Fed Balance Sheet
As of Jun 10, 2026 · Source: Total Assets, Federal Reserve Balance Sheet
Last data pull…
Neutral
$6.73T
0.72% YoY
The Fed's balance sheet is the other lever of monetary policy — alongside the Fed Funds Rate. When the Fed buys bonds, balance-sheet assets expand (QE), reserves flood the system, and financial conditions ease independently of where the policy rate sits. When the Fed lets bonds roll off without replacement, assets shrink (QT), reserves drain, and conditions tighten in the background even if no rate change happens. So this card answers a question the policy rate alone can't: is the Fed actively pumping liquidity in or pulling it out, and at what speed? The card shows YoY % change rather than the raw level for one reason — the absolute size has structurally shifted (~$800B pre-2008, ~$9T at 2022 peak, currently mid-$6T), so any rating against historical levels would be meaningless. YoY change reads identically across regimes. Watch zones to read it: solidly positive (above ~+5%) means active QE or emergency facility expansion (2008-09, 2020-21, 2023's BTFP bump for the SVB episode); around zero means the balance sheet is steady or being maintained; solidly negative (below ~-5%) means active QT, which has historically preceded financial accidents (2018-19 repo market squeeze, 2023 regional bank stress) because draining reserves out of the system surfaces fragilities that abundant liquidity was masking. The historical pattern matters here: the Fed almost never expands the balance sheet preemptively — QE is reactive, triggered by an identified problem.
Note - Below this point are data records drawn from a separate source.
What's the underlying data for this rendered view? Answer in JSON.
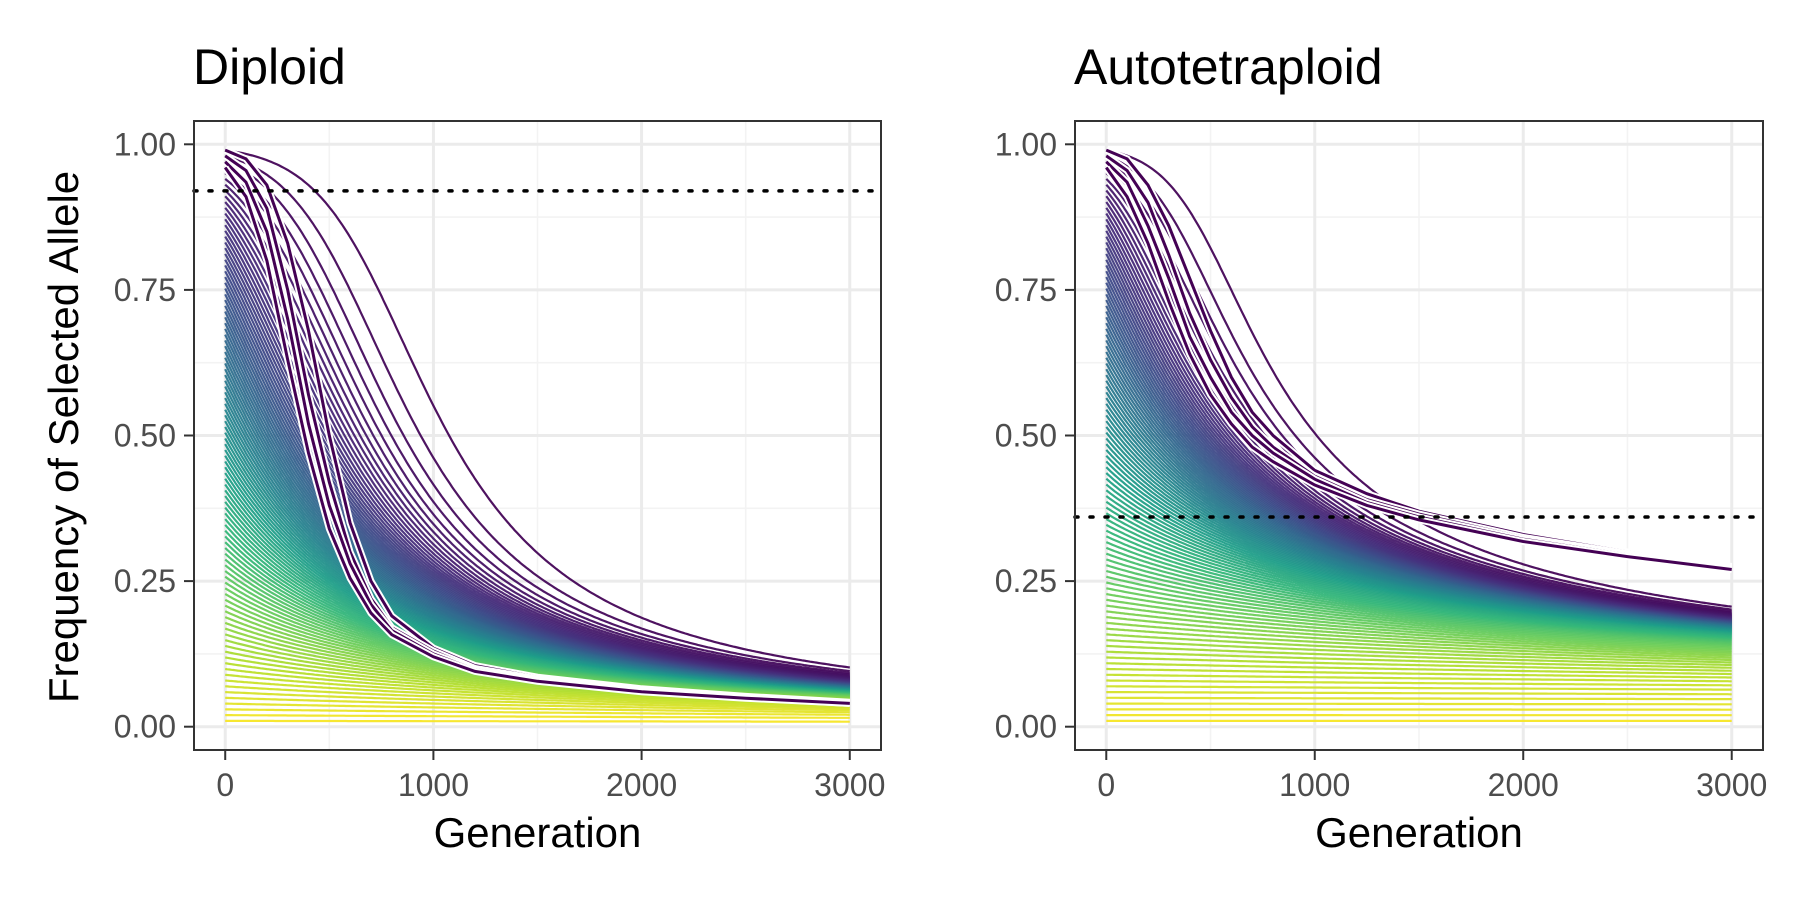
{
  "chart_data": [
    {
      "type": "line",
      "title": "Diploid",
      "xlabel": "Generation",
      "ylabel": "Frequency of Selected Allele",
      "xlim": [
        -150,
        3150
      ],
      "ylim": [
        -0.04,
        1.04
      ],
      "x_ticks": [
        "0",
        "1000",
        "2000",
        "3000"
      ],
      "y_ticks": [
        "0.00",
        "0.25",
        "0.50",
        "0.75",
        "1.00"
      ],
      "x_tick_values": [
        0,
        1000,
        2000,
        3000
      ],
      "y_tick_values": [
        0,
        0.25,
        0.5,
        0.75,
        1.0
      ],
      "grid": true,
      "threshold_y": 0.92,
      "series_family": {
        "description_of_data": "family of allele-frequency trajectories, one per starting frequency",
        "count": 100,
        "start_frequency_range": [
          0.01,
          0.99
        ],
        "generations": [
          0,
          3000
        ],
        "frequency_at_3000_range": [
          0.01,
          0.042
        ],
        "color_scale": "viridis",
        "color_high_start": "#440154",
        "color_low_start": "#fde725"
      },
      "highlight_series": [
        {
          "start": 0.99,
          "values": [
            [
              0,
              0.99
            ],
            [
              100,
              0.975
            ],
            [
              200,
              0.93
            ],
            [
              300,
              0.83
            ],
            [
              400,
              0.68
            ],
            [
              500,
              0.5
            ],
            [
              600,
              0.35
            ],
            [
              700,
              0.25
            ],
            [
              800,
              0.19
            ],
            [
              1000,
              0.135
            ],
            [
              1200,
              0.105
            ],
            [
              1500,
              0.085
            ],
            [
              2000,
              0.065
            ],
            [
              2500,
              0.052
            ],
            [
              3000,
              0.042
            ]
          ]
        },
        {
          "start": 0.98,
          "values": [
            [
              0,
              0.98
            ],
            [
              100,
              0.955
            ],
            [
              200,
              0.89
            ],
            [
              300,
              0.75
            ],
            [
              400,
              0.57
            ],
            [
              500,
              0.42
            ],
            [
              600,
              0.3
            ],
            [
              700,
              0.22
            ],
            [
              800,
              0.17
            ],
            [
              1000,
              0.13
            ],
            [
              1200,
              0.1
            ],
            [
              1500,
              0.082
            ],
            [
              2000,
              0.063
            ],
            [
              2500,
              0.05
            ],
            [
              3000,
              0.041
            ]
          ]
        },
        {
          "start": 0.97,
          "values": [
            [
              0,
              0.97
            ],
            [
              100,
              0.935
            ],
            [
              200,
              0.85
            ],
            [
              300,
              0.7
            ],
            [
              400,
              0.52
            ],
            [
              500,
              0.38
            ],
            [
              600,
              0.28
            ],
            [
              700,
              0.21
            ],
            [
              800,
              0.165
            ],
            [
              1000,
              0.125
            ],
            [
              1200,
              0.098
            ],
            [
              1500,
              0.08
            ],
            [
              2000,
              0.062
            ],
            [
              2500,
              0.05
            ],
            [
              3000,
              0.04
            ]
          ]
        },
        {
          "start": 0.96,
          "values": [
            [
              0,
              0.96
            ],
            [
              100,
              0.91
            ],
            [
              200,
              0.8
            ],
            [
              300,
              0.63
            ],
            [
              400,
              0.47
            ],
            [
              500,
              0.34
            ],
            [
              600,
              0.255
            ],
            [
              700,
              0.195
            ],
            [
              800,
              0.158
            ],
            [
              1000,
              0.12
            ],
            [
              1200,
              0.095
            ],
            [
              1500,
              0.078
            ],
            [
              2000,
              0.06
            ],
            [
              2500,
              0.049
            ],
            [
              3000,
              0.04
            ]
          ]
        }
      ]
    },
    {
      "type": "line",
      "title": "Autotetraploid",
      "xlabel": "Generation",
      "ylabel": "",
      "xlim": [
        -150,
        3150
      ],
      "ylim": [
        -0.04,
        1.04
      ],
      "x_ticks": [
        "0",
        "1000",
        "2000",
        "3000"
      ],
      "y_ticks": [
        "0.00",
        "0.25",
        "0.50",
        "0.75",
        "1.00"
      ],
      "x_tick_values": [
        0,
        1000,
        2000,
        3000
      ],
      "y_tick_values": [
        0,
        0.25,
        0.5,
        0.75,
        1.0
      ],
      "grid": true,
      "threshold_y": 0.36,
      "series_family": {
        "description_of_data": "family of allele-frequency trajectories, one per starting frequency",
        "count": 100,
        "start_frequency_range": [
          0.01,
          0.99
        ],
        "generations": [
          0,
          3000
        ],
        "frequency_at_3000_range": [
          0.008,
          0.275
        ],
        "color_scale": "viridis",
        "color_high_start": "#440154",
        "color_low_start": "#fde725"
      },
      "highlight_series": [
        {
          "start": 0.99,
          "values": [
            [
              0,
              0.99
            ],
            [
              100,
              0.975
            ],
            [
              200,
              0.93
            ],
            [
              300,
              0.86
            ],
            [
              400,
              0.77
            ],
            [
              500,
              0.68
            ],
            [
              600,
              0.6
            ],
            [
              700,
              0.54
            ],
            [
              800,
              0.5
            ],
            [
              1000,
              0.44
            ],
            [
              1250,
              0.4
            ],
            [
              1500,
              0.37
            ],
            [
              2000,
              0.33
            ],
            [
              2500,
              0.3
            ],
            [
              3000,
              0.275
            ]
          ]
        },
        {
          "start": 0.98,
          "values": [
            [
              0,
              0.98
            ],
            [
              100,
              0.955
            ],
            [
              200,
              0.9
            ],
            [
              300,
              0.81
            ],
            [
              400,
              0.71
            ],
            [
              500,
              0.63
            ],
            [
              600,
              0.565
            ],
            [
              700,
              0.515
            ],
            [
              800,
              0.48
            ],
            [
              1000,
              0.43
            ],
            [
              1250,
              0.39
            ],
            [
              1500,
              0.365
            ],
            [
              2000,
              0.325
            ],
            [
              2500,
              0.297
            ],
            [
              3000,
              0.273
            ]
          ]
        },
        {
          "start": 0.97,
          "values": [
            [
              0,
              0.97
            ],
            [
              100,
              0.935
            ],
            [
              200,
              0.86
            ],
            [
              300,
              0.77
            ],
            [
              400,
              0.67
            ],
            [
              500,
              0.6
            ],
            [
              600,
              0.54
            ],
            [
              700,
              0.5
            ],
            [
              800,
              0.47
            ],
            [
              1000,
              0.425
            ],
            [
              1250,
              0.385
            ],
            [
              1500,
              0.36
            ],
            [
              2000,
              0.322
            ],
            [
              2500,
              0.295
            ],
            [
              3000,
              0.272
            ]
          ]
        },
        {
          "start": 0.96,
          "values": [
            [
              0,
              0.96
            ],
            [
              100,
              0.91
            ],
            [
              200,
              0.83
            ],
            [
              300,
              0.73
            ],
            [
              400,
              0.64
            ],
            [
              500,
              0.57
            ],
            [
              600,
              0.52
            ],
            [
              700,
              0.48
            ],
            [
              800,
              0.455
            ],
            [
              1000,
              0.415
            ],
            [
              1250,
              0.38
            ],
            [
              1500,
              0.355
            ],
            [
              2000,
              0.318
            ],
            [
              2500,
              0.292
            ],
            [
              3000,
              0.27
            ]
          ]
        }
      ]
    }
  ]
}
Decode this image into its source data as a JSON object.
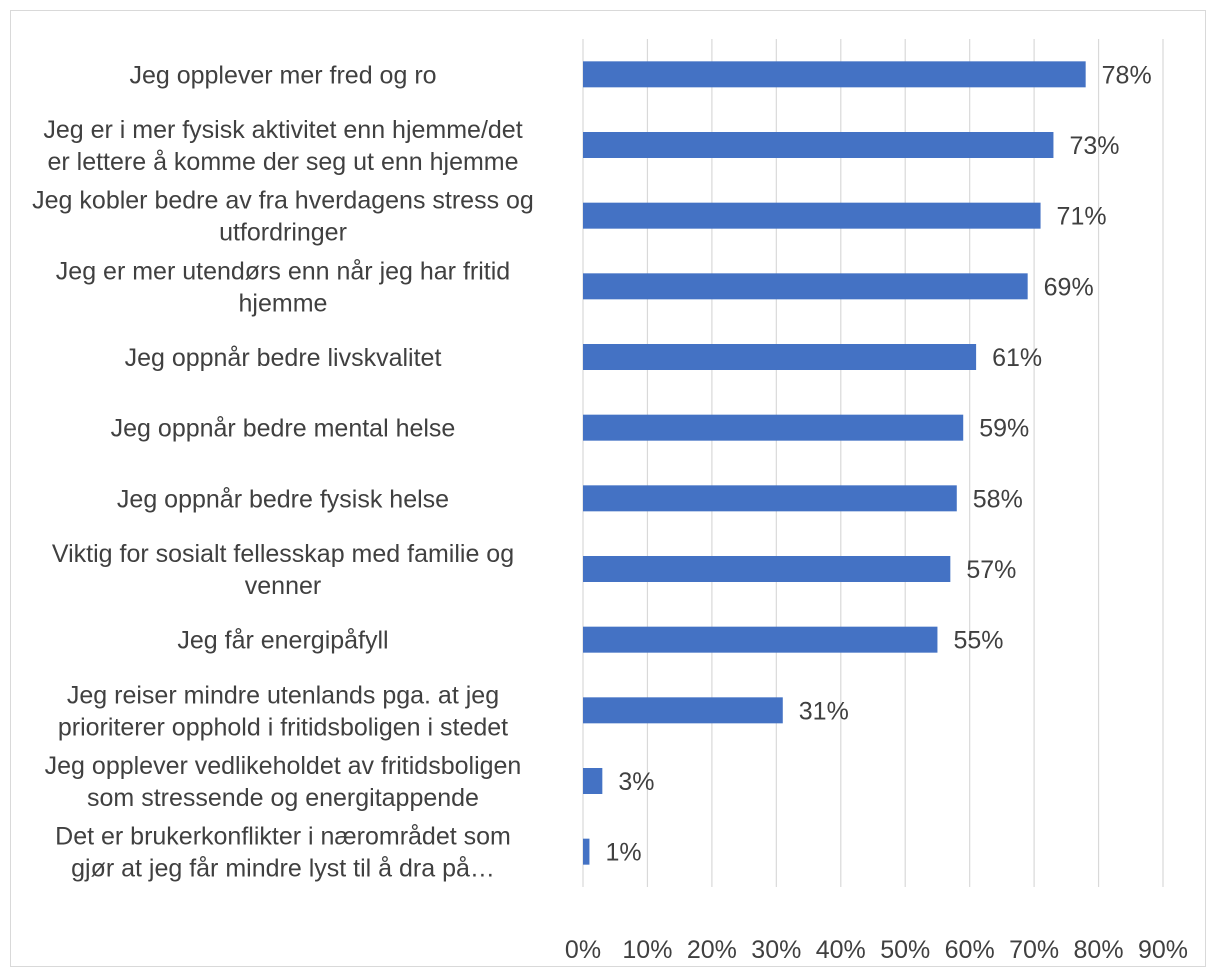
{
  "chart_data": {
    "type": "bar",
    "orientation": "horizontal",
    "title": "",
    "xlabel": "",
    "ylabel": "",
    "xlim": [
      0,
      90
    ],
    "grid": true,
    "bar_color": "#4472c4",
    "categories": [
      [
        "Jeg opplever mer fred og ro"
      ],
      [
        "Jeg er i mer fysisk aktivitet enn hjemme/det",
        "er lettere å komme der seg ut enn hjemme"
      ],
      [
        "Jeg kobler bedre av fra hverdagens stress og",
        "utfordringer"
      ],
      [
        "Jeg er mer utendørs enn når jeg har fritid",
        "hjemme"
      ],
      [
        "Jeg oppnår bedre livskvalitet"
      ],
      [
        "Jeg oppnår bedre mental helse"
      ],
      [
        "Jeg oppnår bedre fysisk helse"
      ],
      [
        "Viktig for sosialt fellesskap med familie og",
        "venner"
      ],
      [
        "Jeg får energipåfyll"
      ],
      [
        "Jeg reiser mindre utenlands pga. at jeg",
        "prioriterer opphold i fritidsboligen i stedet"
      ],
      [
        "Jeg opplever vedlikeholdet av fritidsboligen",
        "som stressende og energitappende"
      ],
      [
        "Det er brukerkonflikter i nærområdet som",
        "gjør at jeg får mindre lyst til å dra på…"
      ]
    ],
    "values": [
      78,
      73,
      71,
      69,
      61,
      59,
      58,
      57,
      55,
      31,
      3,
      1
    ],
    "data_labels": [
      "78%",
      "73%",
      "71%",
      "69%",
      "61%",
      "59%",
      "58%",
      "57%",
      "55%",
      "31%",
      "3%",
      "1%"
    ],
    "x_ticks": [
      0,
      10,
      20,
      30,
      40,
      50,
      60,
      70,
      80,
      90
    ],
    "x_tick_labels": [
      "0%",
      "10%",
      "20%",
      "30%",
      "40%",
      "50%",
      "60%",
      "70%",
      "80%",
      "90%"
    ]
  }
}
So a high reading on this card typically means the Fed is responding to something already broken, while a low reading means QT is grinding away in the background and the question is whether this cycle will see a 2019-style pivot before something cracks. Pair with Real Fed Funds Rate (rate-side stance) and ANFCI (financial-conditions outcome) for the full Fed-stance picture: balance sheet tells you whether liquidity is flowing in or out, real rate tells you how restrictive the policy rate is, ANFCI tells you whether either lever is reaching the financial system.